Das ist eine schöne Antithese zu Google & Co.

Ja. Das gibt es eh viel zu selten. Die Dinge, die ich für richtig halte, die sollte ich machen, wenn es so leicht geht.

Wenn Sie Ihre alten Texte anschauen: Sind die heute auch noch gültig oder haben die gesellschaftlichen Entwicklungen tatsächlich schon manches überholt?

Im Grunde könnte ich alle Programme heute auch noch spielen. Nur beim vorigen Programm habe ich die Idee formuliert, dass Fernsehdiskussionen vor Saalpublikum schlecht sind, weil nicht das Argument zählt, sondern die emotionale Wirkung. Man redet nicht nur aneinander vorbei, sondern gegeneinander. Man weiß, dass das Gegenüber ohnehin das, was man selbst sagt, von vornherein ablehnt, und achtet nur darauf, dass man das Saalpublikum dazu bringt, zu applaudieren. Ich habe im Programm Diskussionssendungen ohne Saalpublikum gefordert - und da hat mich Corona jetzt rechts überholt.

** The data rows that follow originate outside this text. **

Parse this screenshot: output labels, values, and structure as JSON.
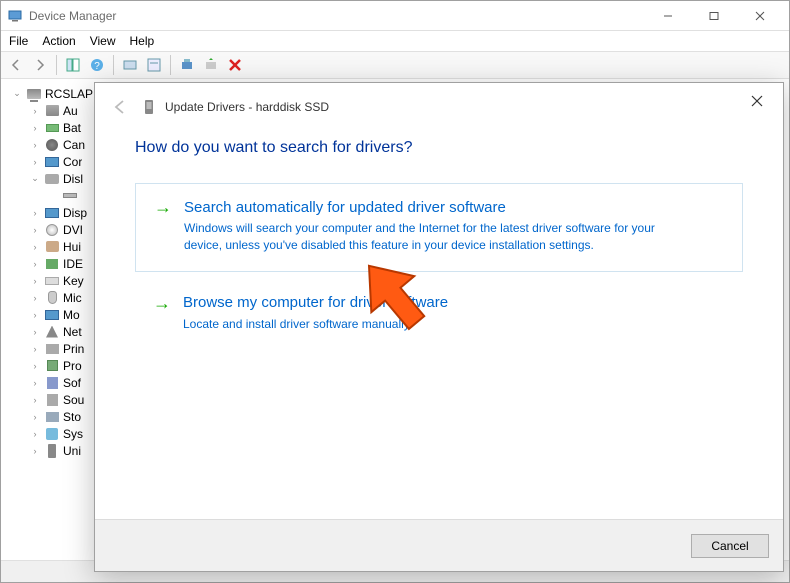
{
  "window": {
    "title": "Device Manager"
  },
  "menu": {
    "file": "File",
    "action": "Action",
    "view": "View",
    "help": "Help"
  },
  "tree": {
    "root": "RCSLAP",
    "items": [
      {
        "label": "Au",
        "icon": "audio"
      },
      {
        "label": "Bat",
        "icon": "batt"
      },
      {
        "label": "Can",
        "icon": "cam"
      },
      {
        "label": "Cor",
        "icon": "moni"
      },
      {
        "label": "Disl",
        "icon": "disk",
        "expanded": true,
        "children": [
          {
            "label": "",
            "icon": "drive"
          }
        ]
      },
      {
        "label": "Disp",
        "icon": "moni"
      },
      {
        "label": "DVI",
        "icon": "dvd"
      },
      {
        "label": "Hui",
        "icon": "hid"
      },
      {
        "label": "IDE",
        "icon": "ide"
      },
      {
        "label": "Key",
        "icon": "kb"
      },
      {
        "label": "Mic",
        "icon": "mouse"
      },
      {
        "label": "Mo",
        "icon": "moni"
      },
      {
        "label": "Net",
        "icon": "net"
      },
      {
        "label": "Prin",
        "icon": "print"
      },
      {
        "label": "Pro",
        "icon": "cpu"
      },
      {
        "label": "Sof",
        "icon": "soft"
      },
      {
        "label": "Sou",
        "icon": "sound"
      },
      {
        "label": "Sto",
        "icon": "stor"
      },
      {
        "label": "Sys",
        "icon": "sys"
      },
      {
        "label": "Uni",
        "icon": "usb"
      }
    ]
  },
  "dialog": {
    "title": "Update Drivers - harddisk SSD",
    "question": "How do you want to search for drivers?",
    "opt1_title": "Search automatically for updated driver software",
    "opt1_desc": "Windows will search your computer and the Internet for the latest driver software for your device, unless you've disabled this feature in your device installation settings.",
    "opt2_title": "Browse my computer for driver software",
    "opt2_desc": "Locate and install driver software manually.",
    "cancel": "Cancel"
  }
}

Und sind die TV-Diskussionen ohne Saalpublikum jetzt besser?

Was ich beobachtet habe, hat sich bei den Diskutanten offenbar ein Automatismus eingestellt, den sie sich erst ein bisschen herunterschrauben müssen. Ich hatte den Eindruck, dass ein bisschen ratlos so argumentiert wird, als gäbe es noch ein Saalpublikum. Formal ist meine Forderung also erfüllt, inhaltlich gibt es noch einen gewissen Weg, der zurückzulegen ist.

Haben Sie trotzdem die Hoffnung, dass die Menschheit sich grundsätzlich weiterentwickelt und aus ihren Fehlern lernt?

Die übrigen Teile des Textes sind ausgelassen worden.